Knickerbocker Yacht Club docks SW
The world's press is full of stories of marine sales falling, yacht manufacturing companies reducing staff and sailing companies merging or closing. But spare a thought for your local yacht club...
The Knickerbocker Yacht Club was 135 years old, a club unknown to most of the world, but important to its members, a strong community entity and a place for the youngsters to learn the sport of sailing among friends and family.
At a tense private meeting held by the Knickerbocker Yacht Club's Board of Governors last month, with over 30 members in attendance, the Board voted to close the club, citing financial woes for the closure.
This global recession started in the United States, so it's no surprise that the first yacht clube to 'go under' as a direct result should also be a USA club.
Knickerbocker Yacht Club, founded in 1874, was the proud sponsor of the Knickerbocker Cup Match Races held each year on Manhasset Bay, which is part of Long Island Sound to the north east of New York City.
The Club, situated on the Harlem River in Manhattan, survived several moves, two World Wars, the Great Depression, Hurricane Carol and various internal crises, living on as the second-oldest yacht club on the Long Island Sound.
But it couldn't survive the global meltdown of 2008.
It raises the question of the health of YOUR local sailing club.

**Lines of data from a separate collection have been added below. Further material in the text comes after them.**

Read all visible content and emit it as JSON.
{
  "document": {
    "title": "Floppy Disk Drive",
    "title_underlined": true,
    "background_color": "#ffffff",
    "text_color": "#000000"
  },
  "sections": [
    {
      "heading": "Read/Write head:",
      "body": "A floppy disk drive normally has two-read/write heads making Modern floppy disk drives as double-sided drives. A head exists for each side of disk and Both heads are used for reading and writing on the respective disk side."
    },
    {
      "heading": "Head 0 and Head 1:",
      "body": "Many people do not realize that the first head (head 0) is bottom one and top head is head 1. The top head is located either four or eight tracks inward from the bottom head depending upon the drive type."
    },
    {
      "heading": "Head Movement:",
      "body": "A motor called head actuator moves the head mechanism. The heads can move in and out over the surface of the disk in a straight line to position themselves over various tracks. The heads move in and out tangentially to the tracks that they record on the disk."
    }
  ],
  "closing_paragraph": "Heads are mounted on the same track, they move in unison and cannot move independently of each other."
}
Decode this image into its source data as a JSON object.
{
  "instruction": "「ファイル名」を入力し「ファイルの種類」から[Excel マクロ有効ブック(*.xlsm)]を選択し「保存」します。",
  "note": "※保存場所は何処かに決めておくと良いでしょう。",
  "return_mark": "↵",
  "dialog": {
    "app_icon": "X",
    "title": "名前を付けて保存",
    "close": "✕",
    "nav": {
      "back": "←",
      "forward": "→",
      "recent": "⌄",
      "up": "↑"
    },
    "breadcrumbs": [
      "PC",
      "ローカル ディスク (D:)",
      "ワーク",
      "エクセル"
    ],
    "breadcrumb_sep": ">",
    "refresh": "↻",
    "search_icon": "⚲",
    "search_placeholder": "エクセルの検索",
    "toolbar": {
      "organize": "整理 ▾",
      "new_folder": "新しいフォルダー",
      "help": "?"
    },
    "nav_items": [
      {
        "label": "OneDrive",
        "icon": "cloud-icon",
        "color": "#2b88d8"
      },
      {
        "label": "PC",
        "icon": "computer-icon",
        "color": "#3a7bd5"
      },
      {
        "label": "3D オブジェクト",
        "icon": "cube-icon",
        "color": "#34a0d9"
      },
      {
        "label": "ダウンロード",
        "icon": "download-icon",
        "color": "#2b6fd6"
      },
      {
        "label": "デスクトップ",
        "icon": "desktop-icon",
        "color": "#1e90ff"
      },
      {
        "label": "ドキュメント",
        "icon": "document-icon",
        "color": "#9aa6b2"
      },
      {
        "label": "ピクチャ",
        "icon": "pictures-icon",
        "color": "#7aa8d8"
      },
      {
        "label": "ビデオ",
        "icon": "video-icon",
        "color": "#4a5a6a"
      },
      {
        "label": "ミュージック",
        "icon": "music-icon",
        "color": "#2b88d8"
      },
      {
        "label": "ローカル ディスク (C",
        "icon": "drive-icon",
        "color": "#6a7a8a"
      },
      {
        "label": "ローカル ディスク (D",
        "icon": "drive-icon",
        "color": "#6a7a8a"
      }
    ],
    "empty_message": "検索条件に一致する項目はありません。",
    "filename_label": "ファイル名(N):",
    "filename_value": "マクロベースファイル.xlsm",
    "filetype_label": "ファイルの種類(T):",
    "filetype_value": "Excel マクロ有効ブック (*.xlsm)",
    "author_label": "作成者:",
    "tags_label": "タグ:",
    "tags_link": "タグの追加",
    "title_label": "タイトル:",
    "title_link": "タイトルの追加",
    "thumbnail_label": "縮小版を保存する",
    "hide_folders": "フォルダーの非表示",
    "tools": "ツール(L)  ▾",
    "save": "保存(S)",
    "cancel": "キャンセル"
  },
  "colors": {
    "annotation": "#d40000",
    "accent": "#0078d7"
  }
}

Are they doing it tough too? Do you want to have the club there for future generations, for your children and grandchildren? In the case of the Knickerbocker Sailing Club, many of the general membership were unaware of the seriousness of the problem until the closure was announced. Now, the real estate of the club will be put up for sale.
Shortly after becoming the club’s commodore in January, Dr. Brian Raskin, a Long Island dentist, reluctantly brought to board members a proposal to shut down in the face of rising costs and falling membership.
'Pulling teeth is easy,' Dr. Raskin told the New York Times 'This is hard. We’re crying over the history and what this place has meant to us.'
Those in the know about the finances of the yacht club blame the recent world financial collapse. 'That was the death knell,' said Jeanne Rosenthal, an ophthalmologist and the vice commodore, whose father taught her to sail at the club as a young girl. 'I don’t know how I’ll survive without it.'
Ex-members have been expressing their grief at the club's demise. 'Knickerbocker is more than a club' writes Rita Marcus, 'it is a community. Because of its small size (even when it is running at full capacity), it really is a place where 'everybody knows your name.' We have so many great memories of our years at KYC - sailing, racing, playing tennis and simply hanging out on the porch viewing the world's most gorgeous sunsets.
'Will we find this particular kind of community elsewhere? I can't imagine we will.'
Sobering thoughts when most of us take the existence of our own yacht club to be as immutable as the ocean we sail in.